Но если бы мы и не знали, кто такой Септимус, если бы в спецфонд крупной московской библиотеки и не попал томик из полного собрания публицистики Гарсиа Маркеса, мы сумели бы определить настоящее имя колумбийского журналиста по тем художественным приемам, что отличают творчество писателя.

В контексте гарсиамаркесовского творчества «Парикмахер истории»интересен не только своей темой, но и стилистическими находками: парикмахер покушается не на Сталина – он отказывается перерезать горло «мировой истории». Словно играя, автор соединяет наиконкретнейшую действительность (процесс бритья) и абстрактнейшее понятие, каковым является «мировая история». Ведь «мировая история»– это чистый знак, означающее, как бы не имеющее достаточно очевидного и вещественно-плотного означаемого. Парикмахер отказывается перерезать горло знаку. Почему? Да потому, думается, что и сам автор заметки прячется у него за спиной. Имя, как сказал бы А. Ф. Лосев, – не бытие, но знак бытия. А тем более имя литературного персонажа. Септимус несет двойную знаковую нагрузку – таков замысел Гарсиа Маркеса.
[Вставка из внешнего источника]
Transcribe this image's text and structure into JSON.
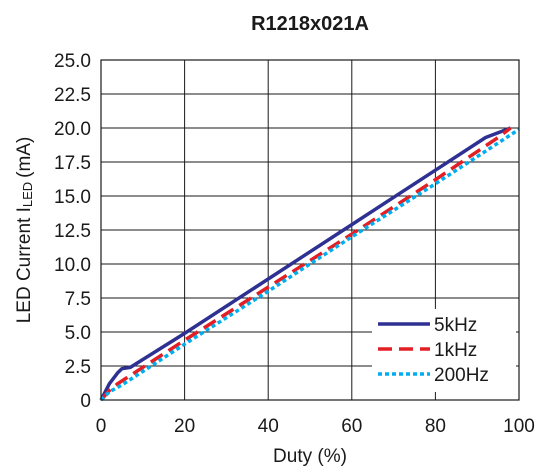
{
  "chart_data": {
    "type": "line",
    "title": "R1218x021A",
    "xlabel": "Duty (%)",
    "ylabel": "LED Current I",
    "ylabel_subscript": "LED",
    "ylabel_unit": "(mA)",
    "xlim": [
      0,
      100
    ],
    "ylim": [
      0,
      25
    ],
    "xticks": [
      0,
      20,
      40,
      60,
      80,
      100
    ],
    "xtick_labels": [
      "0",
      "20",
      "40",
      "60",
      "80",
      "100"
    ],
    "yticks": [
      0,
      2.5,
      5,
      7.5,
      10,
      12.5,
      15,
      17.5,
      20,
      22.5,
      25
    ],
    "ytick_labels": [
      "0",
      "2.5",
      "5.0",
      "7.5",
      "10.0",
      "12.5",
      "15.0",
      "17.5",
      "20.0",
      "22.5",
      "25.0"
    ],
    "grid": true,
    "legend_position": "bottom-right",
    "series": [
      {
        "name": "5kHz",
        "color": "#2e3192",
        "style": "solid",
        "x": [
          0,
          2,
          4,
          5,
          7,
          20,
          40,
          60,
          80,
          92,
          98
        ],
        "y": [
          0,
          1.2,
          2.0,
          2.3,
          2.4,
          4.9,
          8.9,
          12.9,
          16.9,
          19.3,
          20.0
        ]
      },
      {
        "name": "1kHz",
        "color": "#e31e24",
        "style": "dashed",
        "x": [
          0,
          2,
          4,
          6,
          20,
          40,
          60,
          80,
          95,
          98
        ],
        "y": [
          0,
          0.7,
          1.2,
          1.6,
          4.4,
          8.3,
          12.2,
          16.2,
          19.3,
          20.0
        ]
      },
      {
        "name": "200Hz",
        "color": "#00aeef",
        "style": "dotted",
        "x": [
          0,
          2,
          5,
          20,
          40,
          60,
          80,
          100
        ],
        "y": [
          0,
          0.6,
          1.1,
          4.1,
          8.0,
          12.0,
          15.9,
          19.9
        ]
      }
    ]
  }
}
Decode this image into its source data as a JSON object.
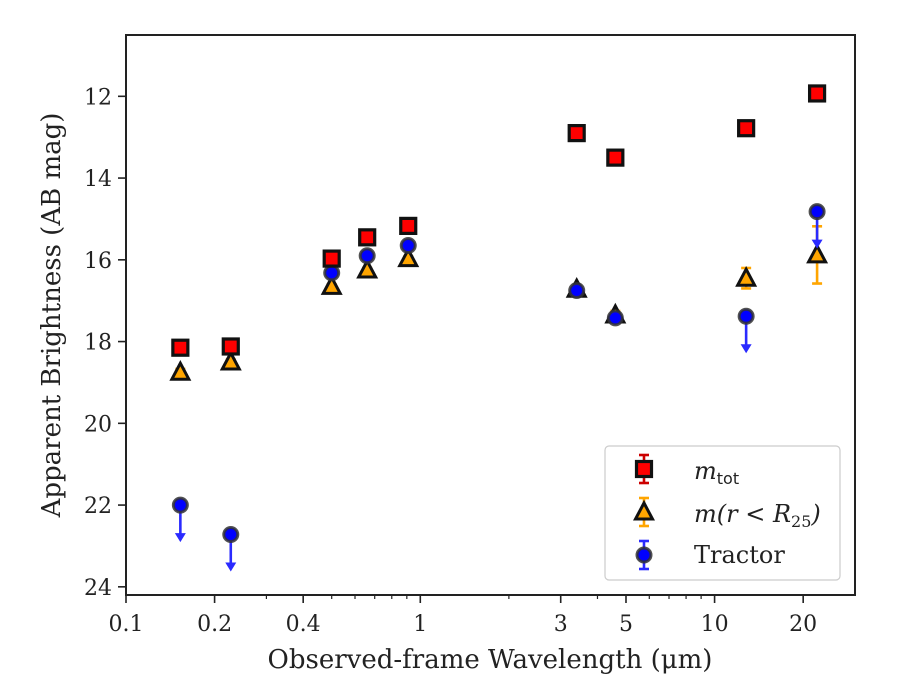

Этот прием в дальнейшем будет разработан у Гарсиа Маркеса со всей тщательностью. Аурелиано и Хосе Аркадио, персонажи-двойники из романа «Сто лет одиночества»(1966), – в одном из них даже начитаннейший М. Варгас Льоса склонен видеть далекого родственника писателя, полковника Урибе Урибе, – увидены тем же двойным зрением, которое позволяет любое явление действительности сравнивать с действительностью художественной литературы. Аурелиано и Хосе Аркадио из «Ста лет одиночества»– парные двойники Аурелиано и Хуана Паннонио (в русском переводе: Аврелиана и Иоанна Паннонского) из борхесовской новеллы «Теологи».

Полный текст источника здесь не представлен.